А там творятся страшные вещи: Боргес и Рид обступают Салима, не давая ему подойти к двери, отпускают дурацкие шуточки про лошадь, никотин и маленькие легкие у людей в метр роста. Кирихаре остро не хочется находиться с ними в одной комнате, но он только вздыхает и поднимается с табуретки.
Весь этот богобоязненный кавардак и инспектор Арройо в придачу вываливаются на улицу, чтобы перекурить; пара человек — из тихих — остаются в гостиной, а Кирихара уходит на кухню и делает вид, что не прячется. Тем более в такой духоте пить хочется постоянно, а где-то в холодильнике как раз есть минералка. Если Боргес ее не выпил, конечно.
Он как раз тянет одну из бутылок, когда спиной ощущает, что в кухню зашел кто-то еще. Кирихара оборачивается через плечо.
Да боже праведный, почему.
— Мордашку попроще. — Рид опирается на косяк, всем своим видом показывая, что уходить не собирается. — Я не укушу.
Кирихара выпрямляется и хлопает дверцей холодильника. В голове всплывает разговор с Чопингом.
Ложь. Голову откусит и не заметит.
— Я не сомневаюсь, — просто отвечает Кирихара. Бутылку закрывали с особой злостью: крышку едва удается скрутить. Он наливает в стакан холодную, брызгающую пузырьками воду, забрасывает бутылку обратно на нижнюю полку гудящего холодильника, громко хлопает дверцей и отпивает. — Думаю, вас очень ждут на улице.
— Меня? О да, без меня они никуда. — Рид задумчиво чешет ссадину на подбородке, покрывшуюся корочкой, а потом ухмыляется: — А что, если я предпочту твою компанию этим вечером?
— Удивительно, — равнодушно поражается Кирихара, — но я почему-то не польщен.
— А должен бы. — Рид подмигивает ему и усаживается на один из стоящих под стенкой стульев.
Кухня без стола кажется слишком просторной и еще более грязной: видны все немытые углы и отодранные края грязно-серого линолеума.
— Так как там тебя зовут, говоришь? — Рид широко расставляет ноги и сцепляет руки в замок.

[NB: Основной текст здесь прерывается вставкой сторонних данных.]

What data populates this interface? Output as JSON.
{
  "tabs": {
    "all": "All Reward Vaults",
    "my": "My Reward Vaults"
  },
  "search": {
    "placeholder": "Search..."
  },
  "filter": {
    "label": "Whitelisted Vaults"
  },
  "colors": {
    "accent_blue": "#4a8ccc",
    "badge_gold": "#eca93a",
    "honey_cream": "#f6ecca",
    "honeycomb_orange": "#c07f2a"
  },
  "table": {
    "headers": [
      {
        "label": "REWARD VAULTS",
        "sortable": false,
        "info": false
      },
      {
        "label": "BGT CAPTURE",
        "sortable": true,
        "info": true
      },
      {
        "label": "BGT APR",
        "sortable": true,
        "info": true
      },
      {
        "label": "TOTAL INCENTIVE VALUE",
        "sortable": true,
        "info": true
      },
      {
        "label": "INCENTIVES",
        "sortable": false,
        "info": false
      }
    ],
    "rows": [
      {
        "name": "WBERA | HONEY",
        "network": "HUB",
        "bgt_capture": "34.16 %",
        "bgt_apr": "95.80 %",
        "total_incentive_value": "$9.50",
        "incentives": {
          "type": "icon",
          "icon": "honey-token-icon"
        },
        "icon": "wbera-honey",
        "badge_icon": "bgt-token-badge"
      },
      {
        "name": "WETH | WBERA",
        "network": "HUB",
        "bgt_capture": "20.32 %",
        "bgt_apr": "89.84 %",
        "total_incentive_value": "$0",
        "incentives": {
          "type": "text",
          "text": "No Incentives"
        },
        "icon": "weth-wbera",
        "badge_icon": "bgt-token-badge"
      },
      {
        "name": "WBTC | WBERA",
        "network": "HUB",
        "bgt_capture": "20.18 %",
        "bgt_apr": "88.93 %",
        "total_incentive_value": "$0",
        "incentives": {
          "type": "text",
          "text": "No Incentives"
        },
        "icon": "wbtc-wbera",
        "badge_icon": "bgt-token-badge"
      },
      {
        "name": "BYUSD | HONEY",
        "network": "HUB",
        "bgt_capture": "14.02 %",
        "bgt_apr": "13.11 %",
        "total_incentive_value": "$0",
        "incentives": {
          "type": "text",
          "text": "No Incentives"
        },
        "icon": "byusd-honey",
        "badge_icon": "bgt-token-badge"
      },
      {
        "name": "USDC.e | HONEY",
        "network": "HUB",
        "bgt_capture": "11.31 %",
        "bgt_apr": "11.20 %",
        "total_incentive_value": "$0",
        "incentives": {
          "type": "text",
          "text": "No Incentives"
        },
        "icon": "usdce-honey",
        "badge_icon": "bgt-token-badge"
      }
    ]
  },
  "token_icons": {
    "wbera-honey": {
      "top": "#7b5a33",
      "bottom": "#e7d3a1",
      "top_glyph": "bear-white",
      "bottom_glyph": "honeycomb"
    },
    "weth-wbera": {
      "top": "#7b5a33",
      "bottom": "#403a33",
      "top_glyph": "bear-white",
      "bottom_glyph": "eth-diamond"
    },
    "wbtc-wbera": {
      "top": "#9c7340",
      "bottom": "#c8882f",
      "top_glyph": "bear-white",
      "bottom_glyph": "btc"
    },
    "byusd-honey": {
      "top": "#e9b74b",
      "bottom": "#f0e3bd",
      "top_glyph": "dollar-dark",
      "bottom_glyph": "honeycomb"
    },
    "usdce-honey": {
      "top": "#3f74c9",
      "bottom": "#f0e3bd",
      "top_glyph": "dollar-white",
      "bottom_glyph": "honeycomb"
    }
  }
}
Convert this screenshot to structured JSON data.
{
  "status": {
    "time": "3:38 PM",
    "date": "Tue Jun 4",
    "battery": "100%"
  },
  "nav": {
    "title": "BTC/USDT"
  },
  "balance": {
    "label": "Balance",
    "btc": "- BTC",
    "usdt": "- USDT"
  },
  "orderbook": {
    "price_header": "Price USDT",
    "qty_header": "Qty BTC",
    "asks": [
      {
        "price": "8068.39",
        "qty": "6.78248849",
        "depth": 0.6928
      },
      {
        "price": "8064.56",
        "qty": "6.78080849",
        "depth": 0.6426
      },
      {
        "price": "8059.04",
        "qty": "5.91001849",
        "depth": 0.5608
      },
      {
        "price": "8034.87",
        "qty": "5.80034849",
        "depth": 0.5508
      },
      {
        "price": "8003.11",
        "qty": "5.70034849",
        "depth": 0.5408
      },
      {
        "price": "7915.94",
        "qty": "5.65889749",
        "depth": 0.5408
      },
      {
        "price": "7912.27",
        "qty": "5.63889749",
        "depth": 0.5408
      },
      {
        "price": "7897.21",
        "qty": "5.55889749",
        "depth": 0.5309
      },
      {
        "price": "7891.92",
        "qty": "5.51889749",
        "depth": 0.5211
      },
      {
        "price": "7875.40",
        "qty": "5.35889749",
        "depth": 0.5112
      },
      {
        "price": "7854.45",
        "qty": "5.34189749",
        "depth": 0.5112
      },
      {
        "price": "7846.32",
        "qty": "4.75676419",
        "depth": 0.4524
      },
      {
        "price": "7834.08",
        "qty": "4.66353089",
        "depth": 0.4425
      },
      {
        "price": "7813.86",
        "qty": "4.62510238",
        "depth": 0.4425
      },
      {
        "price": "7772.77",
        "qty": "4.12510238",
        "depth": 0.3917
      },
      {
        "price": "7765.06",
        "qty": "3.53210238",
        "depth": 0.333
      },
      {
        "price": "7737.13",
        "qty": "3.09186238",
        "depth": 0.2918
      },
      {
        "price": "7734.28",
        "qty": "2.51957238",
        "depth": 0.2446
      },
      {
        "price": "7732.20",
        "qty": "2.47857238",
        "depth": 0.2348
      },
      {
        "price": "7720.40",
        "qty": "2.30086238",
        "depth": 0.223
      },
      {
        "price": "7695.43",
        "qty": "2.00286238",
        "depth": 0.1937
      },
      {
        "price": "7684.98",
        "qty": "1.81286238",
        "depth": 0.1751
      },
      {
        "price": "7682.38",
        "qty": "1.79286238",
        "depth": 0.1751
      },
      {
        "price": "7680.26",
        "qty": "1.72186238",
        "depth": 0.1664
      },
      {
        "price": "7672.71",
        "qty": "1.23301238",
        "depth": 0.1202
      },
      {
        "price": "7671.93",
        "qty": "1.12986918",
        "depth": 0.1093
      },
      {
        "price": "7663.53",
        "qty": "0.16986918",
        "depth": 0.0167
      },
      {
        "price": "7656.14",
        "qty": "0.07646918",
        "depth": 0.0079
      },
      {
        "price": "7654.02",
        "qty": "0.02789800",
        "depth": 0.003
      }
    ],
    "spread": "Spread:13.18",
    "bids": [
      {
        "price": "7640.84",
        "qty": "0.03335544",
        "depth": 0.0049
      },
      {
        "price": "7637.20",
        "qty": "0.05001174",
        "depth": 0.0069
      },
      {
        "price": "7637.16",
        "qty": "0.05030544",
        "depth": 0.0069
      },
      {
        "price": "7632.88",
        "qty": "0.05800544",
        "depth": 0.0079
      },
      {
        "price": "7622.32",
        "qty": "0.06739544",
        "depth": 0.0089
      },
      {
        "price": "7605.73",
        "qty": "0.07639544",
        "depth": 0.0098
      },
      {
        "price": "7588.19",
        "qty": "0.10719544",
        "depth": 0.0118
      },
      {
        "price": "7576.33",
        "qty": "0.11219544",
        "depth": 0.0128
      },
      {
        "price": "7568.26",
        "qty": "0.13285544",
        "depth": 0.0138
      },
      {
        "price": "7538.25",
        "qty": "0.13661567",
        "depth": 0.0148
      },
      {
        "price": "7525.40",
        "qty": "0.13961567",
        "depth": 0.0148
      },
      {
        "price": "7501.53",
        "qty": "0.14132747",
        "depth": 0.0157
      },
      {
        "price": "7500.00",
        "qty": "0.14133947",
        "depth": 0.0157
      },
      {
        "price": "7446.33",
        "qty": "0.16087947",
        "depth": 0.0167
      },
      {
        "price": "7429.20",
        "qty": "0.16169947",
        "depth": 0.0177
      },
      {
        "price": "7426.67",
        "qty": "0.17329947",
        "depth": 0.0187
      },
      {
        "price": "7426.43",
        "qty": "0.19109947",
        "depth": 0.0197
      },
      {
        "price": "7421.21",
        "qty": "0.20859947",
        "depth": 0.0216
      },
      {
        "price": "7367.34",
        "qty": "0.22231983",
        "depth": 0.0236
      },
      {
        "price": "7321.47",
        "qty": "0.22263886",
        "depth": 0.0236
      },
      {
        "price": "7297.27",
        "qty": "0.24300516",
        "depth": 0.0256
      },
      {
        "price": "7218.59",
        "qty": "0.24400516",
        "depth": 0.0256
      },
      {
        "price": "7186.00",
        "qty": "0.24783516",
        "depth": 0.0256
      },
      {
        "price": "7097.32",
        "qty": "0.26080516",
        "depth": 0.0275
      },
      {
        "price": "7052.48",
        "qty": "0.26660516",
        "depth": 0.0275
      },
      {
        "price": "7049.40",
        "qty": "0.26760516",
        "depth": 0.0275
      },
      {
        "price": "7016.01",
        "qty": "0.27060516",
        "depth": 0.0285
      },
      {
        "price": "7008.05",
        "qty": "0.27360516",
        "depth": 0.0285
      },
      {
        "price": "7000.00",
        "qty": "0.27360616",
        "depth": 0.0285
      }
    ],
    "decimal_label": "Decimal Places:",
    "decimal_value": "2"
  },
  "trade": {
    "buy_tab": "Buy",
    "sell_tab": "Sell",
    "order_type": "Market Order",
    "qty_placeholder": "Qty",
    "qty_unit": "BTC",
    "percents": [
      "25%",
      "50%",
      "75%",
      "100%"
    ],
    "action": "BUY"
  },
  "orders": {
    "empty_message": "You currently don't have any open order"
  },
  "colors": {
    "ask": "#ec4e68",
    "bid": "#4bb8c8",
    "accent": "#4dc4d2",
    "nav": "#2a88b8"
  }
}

Кирихаре не обидно, но самолюбие неприятно коробит. Из мальчика, которого пытаются цапнуть за больное, он превращается в мальчика, которого пытаются цапнуть за больное мимоходом. Как-то унизительно.
Он старательно прячет лицо в стакане: делает несколько больших глотков, явственно ощущая, как становится прохладнее. По крайней мере, кожу с себя снять ему уже не хочется.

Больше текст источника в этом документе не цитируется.